Making an outdoor portrait on a sunny day with literally no light modifiers at all? Not a flash or a reflector or even a big silk diffuser? No problem—as long as you know where to put your subject relative to the light. In reality, it’s not the light at all that you’ll be looking for—it’s the shadows. Specifically, for outdoor portraits, you want to look for open shade. That’s the kind of shade from tall trees or buildings that’s largely open to the sky. It means that, unlike a deep, dark shadow, you’re still in fairly bright light, but it’s indirect as the subject isn’t standing in bright sun, but rather the sunny sky is softly illuminating the subject. Trust me, this is some of the most flattering light you can find anywhere. All you’re looking for is a place to get the subject out of the sun, into the edges of shade. Look for trees, doorways or other overhanging elements that help shade the subject from bright sun.
Do you want to light a subject but don’t have access to a studio or lots of lighting? No problem. You can use any single light source—from a window to a speedlight to a table lamp as in the example shown here—and create beautiful and nuanced studio-style lighting for inanimate objects. The secret is in the shadows because that’s what provides the shape and definition of the object. Position your light at, say, a 45-degree angle camera left such that it’s illuminating the subject from a quartering position. (If the subject is a cube shape with very distinct sides, position the light so that it’s illuminating one of those sides—the one you’d like to be most prominent.)
Step two is to light the remaining sides and/or top of the scene to prevent them from falling into deep shadow. For this, you’ll simply use reflectors. A white card or pop-up reflector is perfect for this. Place the reflector close to the side that you’ like filled in strongest, but be sure to provide enough distance that the shadow is distinct. Too much fill minimizes that shadow and eliminates the sense of shape we’re trying to achieve. For the third plane, place another white card reflector, but this time try to make sure that it’s closer or farther from the subject than the other reflector. This will sure that it appears tonally different, a bit lighter or darker than the first filled side. These three distinct lighting levels are crucial for making an object appear deliberately illuminated, and they can be done with just one light and two cheap paper reflectors.
Want to make diffused strobe light without an umbrella or softbox? No problem. All you need is a white wall or ceiling so you can bounce the strobe to diffuse it. The main reason speedlights are adjustable is in order to point them up at the white ceilings that are so often overhead. This indirect flash position effectively turns the ceiling into a broad soft light source. I find it helpful to think of any reflector, whether it’s a Litedisc or a white card or a ceiling, as an actual light source itself. Because that’s what it is as far as the subject is concerned. When you aim your tiny little flash at a white ceiling, that flash spreads out over several square feet as it illuminates the ceiling.

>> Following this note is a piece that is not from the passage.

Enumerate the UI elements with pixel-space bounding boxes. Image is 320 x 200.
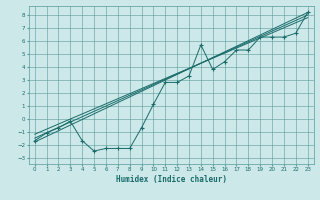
X-axis label: Humidex (Indice chaleur): Humidex (Indice chaleur)	[116, 175, 227, 184]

In practice, that large area effectively becomes the new light source. And it’s a big one, so it acts just like a big softbox or umbrella or cloudy sky to diffuse the light. This is especially helpful for portraits, for which soft lighting is so often key to flattering skin tones and happy subjects. It’s also very useful for any situation in which a specular light source (the small, pinpoint light from a flash, for instance) would be distracting—such as shiny surfaces. I’d go so far as to say there’s almost no situation in which a flash doesn’t look better bounced off of a wall or ceiling, especially compared to that flash mounted on the camera and aimed directly at the subject. And it’s such a simple fix!